Outra forma de aparição do acaso é a qualidade cinética dessas obras. O acúmulo, a ordem e o excesso provocam um distúrbio. Somos “sequestrados” pelo trabalho, pois, ao querer desvendar a sua organização lógica, somos duplamente surpreendidos: por uma vibração óptica das intermitentes figuras virtuais e pela larga quantidade de pequenos objetos acumulados que deixam o nosso olhar à deriva. O foco não está mais no centro, mas perdido, tentando dar conta das várias possibilidades que a obra oferece para decifrarmos sua lógica interna. E, dependendo da perspectiva que adotamos em relação a ela, somos surpreendidos com novas qualidades cromáticas e estruturais. Na série Afinidades cromáticas, os planos não se fixam, interagem, propondo um jogo de alternativas possíveis. A vista não repousa, ativada pelas ambíguas relações criadas pelos botões, que formam figuras intercambiáveis. Na física do quadro, as linhas de força estão identificadas com o movimento. Ora apontam uma mesma direção, ora se orientam em sentido divergente. Refletindo sobre a capacidade de criação incessante de formas e o conceito de precisão e acaso, a série Imago mundi é um excelente estudo de caso. Essa série utiliza 279 jogos de dominó para formar um quadrado perfeito. É sempre um conjunto igual, a mesma quantidade de peças (28 conjuntos com 279 peças iguais, cada um). A cada vez, as peças são montadas de forma diferente, e a obra pode apresentar uma multiplicidade de configurações[3]. Como afirma o artista, “A única regra fixa é fazer as conexões entre as peças como no jogo de dominó, de forma contínua, seguindo o movimento da espiral”[4]. As múltiplas interrelações que nascem dessa regra sugerem uma paisagem em movimento, espiralada. Os dominós delineiam um “prolongamento” e a ideia de um ato contínuo que extrapola os limites da moldura. Tudo é relativo e tende à transitoriedade. As linhas que traçam esse contorno de paisagem são elementos geradores de formas e afirmam a presença concomitante de dois sentidos que engendram força e dinâmica à obra. Essa série possui um tempo de percurso e expansão no campo visual muito próprio que gera, por sua vez, uma intensidade de vibração.

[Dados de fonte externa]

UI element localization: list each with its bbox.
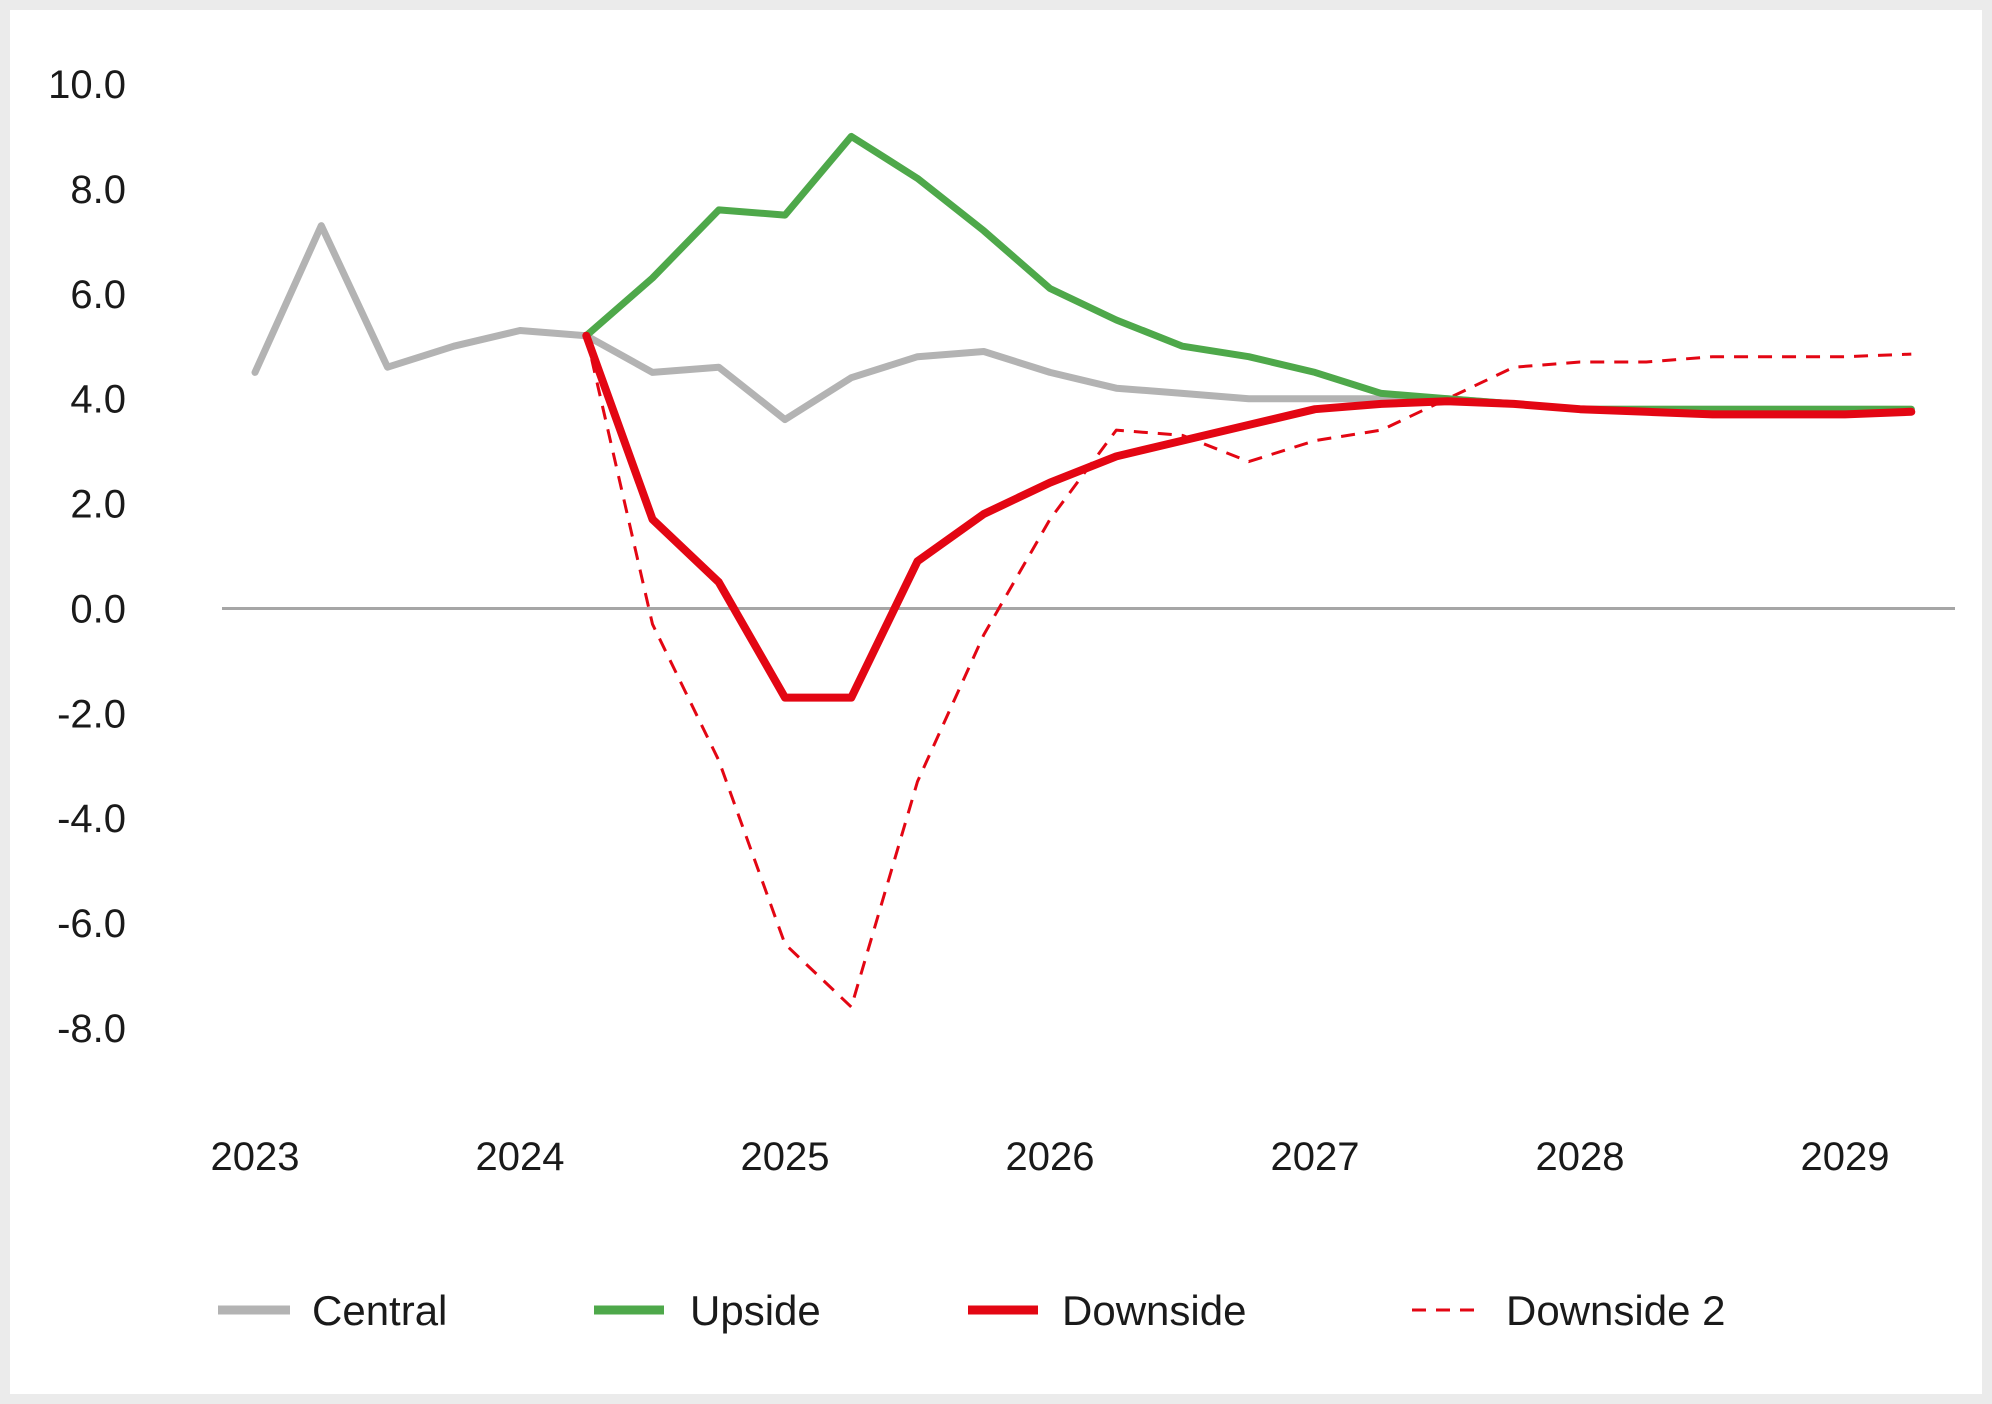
x-tick-label: 2026 <box>1006 1135 1095 1179</box>
x-tick-label: 2024 <box>476 1135 565 1179</box>
series-line-downside-2 <box>584 335 1912 1009</box>
y-tick-label: 8.0 <box>70 168 126 212</box>
legend-label-central: Central <box>312 1287 447 1334</box>
y-tick-label: -4.0 <box>57 797 126 841</box>
series-line-downside <box>582 331 1916 702</box>
y-tick-label: -8.0 <box>57 1007 126 1051</box>
x-tick-label: 2029 <box>1801 1135 1890 1179</box>
y-tick-label: 4.0 <box>70 378 126 422</box>
legend-label-downside-2: Downside 2 <box>1506 1287 1725 1334</box>
y-tick-label: 2.0 <box>70 483 126 527</box>
legend-label-upside: Upside <box>690 1287 821 1334</box>
series-line-central <box>251 222 1915 424</box>
series-line-upside <box>582 132 1915 413</box>
x-tick-label: 2025 <box>741 1135 830 1179</box>
y-tick-label: -6.0 <box>57 902 126 946</box>
line-chart: 10.0 8.0 6.0 4.0 2.0 0.0 -2.0 -4.0 -6.0 -8.0 2023… <box>48 63 1955 1334</box>
y-tick-label: -2.0 <box>57 692 126 736</box>
y-tick-label: 10.0 <box>48 63 126 107</box>
x-tick-label: 2023 <box>211 1135 300 1179</box>
y-tick-label: 0.0 <box>70 587 126 631</box>
x-tick-label: 2027 <box>1271 1135 1360 1179</box>
x-tick-label: 2028 <box>1536 1135 1625 1179</box>
y-tick-label: 6.0 <box>70 273 126 317</box>
legend-label-downside: Downside <box>1062 1287 1246 1334</box>
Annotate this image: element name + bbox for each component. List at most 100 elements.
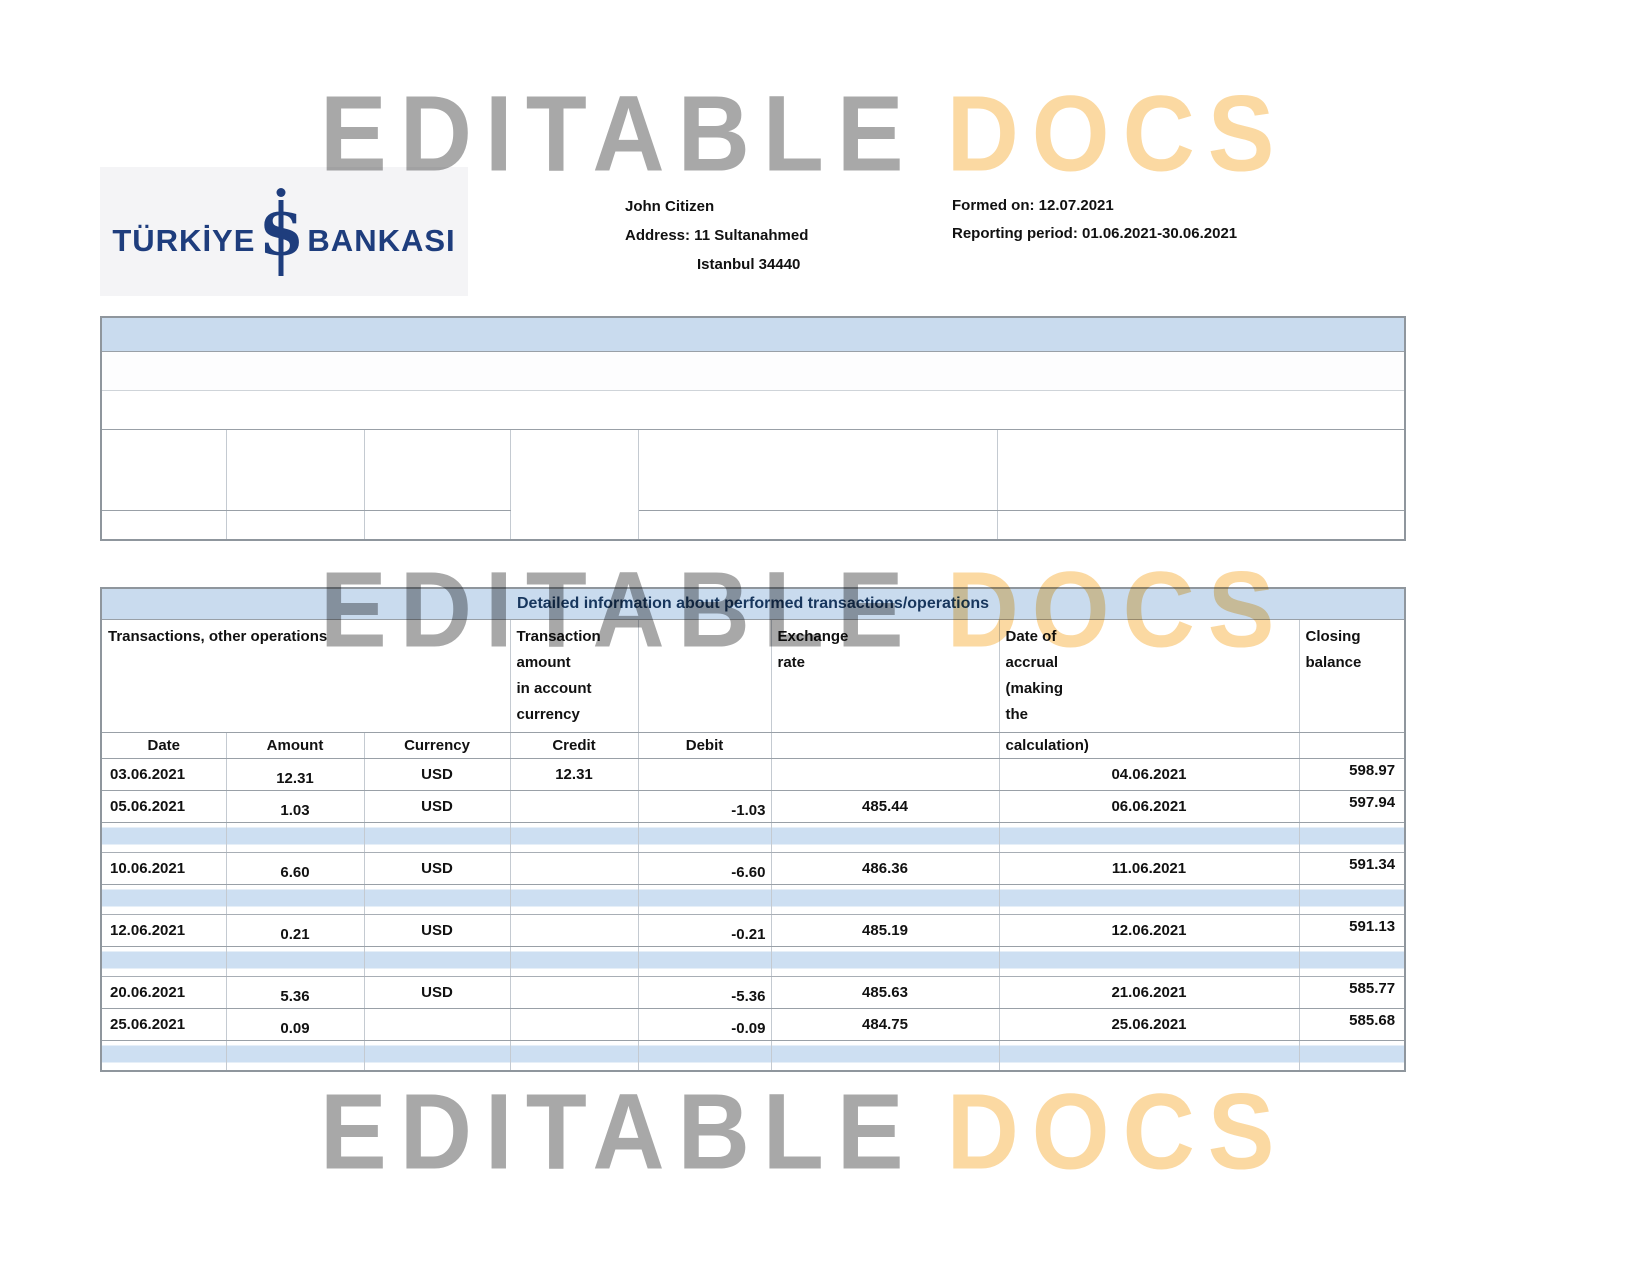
spacer-cell xyxy=(363,822,511,853)
spacer-cell xyxy=(225,822,365,853)
summary-header-row xyxy=(100,429,1406,541)
cell-date: 10.06.2021 xyxy=(100,852,227,885)
cell-debit: -6.60 xyxy=(637,852,772,885)
spacer-cell xyxy=(225,1040,365,1072)
statement-meta: Formed on: 12.07.2021 Reporting period: … xyxy=(952,192,1237,248)
transactions-sub-header-row: Date Amount Currency Credit Debit calcul… xyxy=(100,732,1406,759)
cell-accrual: 12.06.2021 xyxy=(998,914,1300,947)
spacer-cell xyxy=(225,946,365,977)
cell-rate: 486.36 xyxy=(770,852,1000,885)
sub-header-date: Date xyxy=(100,732,227,759)
spacer-cell xyxy=(509,884,639,915)
transactions-title: Detailed information about performed tra… xyxy=(100,587,1406,620)
group-header-transactions: Transactions, other operations xyxy=(100,619,511,733)
value-debits xyxy=(363,510,511,541)
transaction-row: 10.06.2021 6.60 USD -6.60 486.36 11.06.2021 59… xyxy=(100,852,1406,885)
customer-address: Address: 11 Sultanahmed xyxy=(625,227,809,244)
transaction-row: 25.06.2021 0.09 -0.09 484.75 25.06.2021 585.6… xyxy=(100,1008,1406,1041)
group-header-exchange-rate: Exchange rate xyxy=(770,619,1000,733)
cell-currency: USD xyxy=(363,758,511,791)
cell-date: 12.06.2021 xyxy=(100,914,227,947)
spacer-cell xyxy=(998,946,1300,977)
watermark-editable-text: EDITABLE xyxy=(320,1071,917,1193)
cell-date: 20.06.2021 xyxy=(100,976,227,1009)
transaction-row: 20.06.2021 5.36 USD -5.36 485.63 21.06.2021 58… xyxy=(100,976,1406,1009)
spacer-cell xyxy=(100,946,227,977)
group-header-accrual: Date of accrual (making the xyxy=(998,619,1300,733)
transactions-group-header-row: Transactions, other operations Transacti… xyxy=(100,619,1406,733)
notice-row-1 xyxy=(100,351,1406,391)
cell-currency: USD xyxy=(363,914,511,947)
spacer-cell xyxy=(770,1040,1000,1072)
spacer-cell xyxy=(637,1040,772,1072)
cell-amount: 5.36 xyxy=(225,976,365,1009)
spacer-cell xyxy=(998,884,1300,915)
transactions-table: Detailed information about performed tra… xyxy=(100,587,1407,1072)
sub-header-rate-empty xyxy=(770,732,1000,759)
spacer-cell xyxy=(770,884,1000,915)
cell-debit: -0.21 xyxy=(637,914,772,947)
cell-date: 03.06.2021 xyxy=(100,758,227,791)
transactions-title-row: Detailed information about performed tra… xyxy=(100,587,1406,620)
spacer-row xyxy=(100,946,1406,977)
cell-accrual: 11.06.2021 xyxy=(998,852,1300,885)
spacer-row xyxy=(100,884,1406,915)
cell-closing: 598.97 xyxy=(1298,758,1406,791)
sub-header-debit: Debit xyxy=(637,732,772,759)
reporting-period: Reporting period: 01.06.2021-30.06.2021 xyxy=(952,225,1238,242)
cell-credit: 12.31 xyxy=(509,758,639,791)
value-penalties xyxy=(996,510,1406,541)
cell-closing: 591.13 xyxy=(1298,914,1406,947)
transaction-row: 12.06.2021 0.21 USD -0.21 485.19 12.06.2021 59… xyxy=(100,914,1406,947)
value-commission xyxy=(637,510,998,541)
cell-currency xyxy=(363,1008,511,1041)
sub-header-amount: Amount xyxy=(225,732,365,759)
symbol-s: S xyxy=(260,199,303,268)
bank-logo: TÜRKİYE S BANKASI xyxy=(100,167,468,296)
notice-line-1 xyxy=(100,351,1406,391)
cell-accrual: 06.06.2021 xyxy=(998,790,1300,823)
sub-header-calculation: calculation) xyxy=(998,732,1300,759)
spacer-cell xyxy=(770,822,1000,853)
group-header-empty-debit xyxy=(637,619,772,733)
watermark-bottom: EDITABLE DOCS xyxy=(320,1078,1288,1186)
spacer-row xyxy=(100,822,1406,853)
cell-closing: 585.68 xyxy=(1298,1008,1406,1041)
cell-accrual: 04.06.2021 xyxy=(998,758,1300,791)
sub-header-credit: Credit xyxy=(509,732,639,759)
value-credits xyxy=(225,510,365,541)
cell-credit xyxy=(509,852,639,885)
spacer-cell xyxy=(770,946,1000,977)
logo-word-right: BANKASI xyxy=(307,222,456,258)
symbol-dot xyxy=(276,187,286,197)
cell-amount: 12.31 xyxy=(225,758,365,791)
customer-city: Istanbul 34440 xyxy=(697,256,801,273)
cell-debit: -5.36 xyxy=(637,976,772,1009)
transactions-body: 03.06.2021 12.31 USD 12.31 04.06.2021 598.97 0… xyxy=(100,758,1406,1072)
header-opening-balance xyxy=(100,429,227,511)
summary-values-row xyxy=(100,510,1406,541)
value-opening-balance xyxy=(100,510,227,541)
spacer-cell xyxy=(1298,946,1406,977)
group-header-closing: Closing balance xyxy=(1298,619,1406,733)
customer-name: John Citizen xyxy=(625,198,715,215)
spacer-cell xyxy=(509,946,639,977)
summary-table xyxy=(100,316,1407,541)
spacer-cell xyxy=(509,1040,639,1072)
sub-header-closing-empty xyxy=(1298,732,1406,759)
transaction-row: 05.06.2021 1.03 USD -1.03 485.44 06.06.2021 59… xyxy=(100,790,1406,823)
spacer-cell xyxy=(100,884,227,915)
cell-credit xyxy=(509,790,639,823)
cell-rate: 484.75 xyxy=(770,1008,1000,1041)
symbol-bar xyxy=(278,199,284,276)
cell-amount: 0.09 xyxy=(225,1008,365,1041)
spacer-cell xyxy=(998,822,1300,853)
cell-rate xyxy=(770,758,1000,791)
cell-currency: USD xyxy=(363,976,511,1009)
spacer-cell xyxy=(998,1040,1300,1072)
cell-rate: 485.63 xyxy=(770,976,1000,1009)
group-header-amount-currency: Transaction amount in account currency xyxy=(509,619,639,733)
formed-on: Formed on: 12.07.2021 xyxy=(952,197,1114,214)
spacer-row xyxy=(100,1040,1406,1072)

O trabalho se faz também pela qualidade em ser dinâmico, veloz e mutante. A proximidade com o cinetismo e a op art é clara. Artistas como Almir Mavignier, Lothar Charoux, Ubi Bava, Waldemar Cordeiro, no plano nacional, e Bridget Riley, Soto e Vasarely, no contexto internacional, são referências para Patrício. Contudo, o formato de suas obras e a proximidade entre as pesquisas cinéticas criam diálogos mais fecundos com Josef Albers e sua icônica série Homenagem ao quadrado. Como as de Albers, suas obras também se organizam por formas quadradas. Patrício faz quadriláteros fragmentados por pontos de cor (transformando o material empregado, seja ele qual for, numa retícula) que compõem variações tonais ou de relevo. A percepção apreende posições relativas alternadas, oscilando entre avançar e recuar, estar adiante e estar atrás, estar acima e estar abaixo. É importante, portanto, o espectador se deslocar diante da obra, adotar perspectivas múltiplas para que possa experimentar as distintas qualidades cinéticas que ela problematiza. A superfície é dominada progressivamente por estruturas de pontos coloridos, cuja plasticidade revela uma nova situação de mistura óptica de luz e cor constantemente mutável, vibrando intensamente o trabalho.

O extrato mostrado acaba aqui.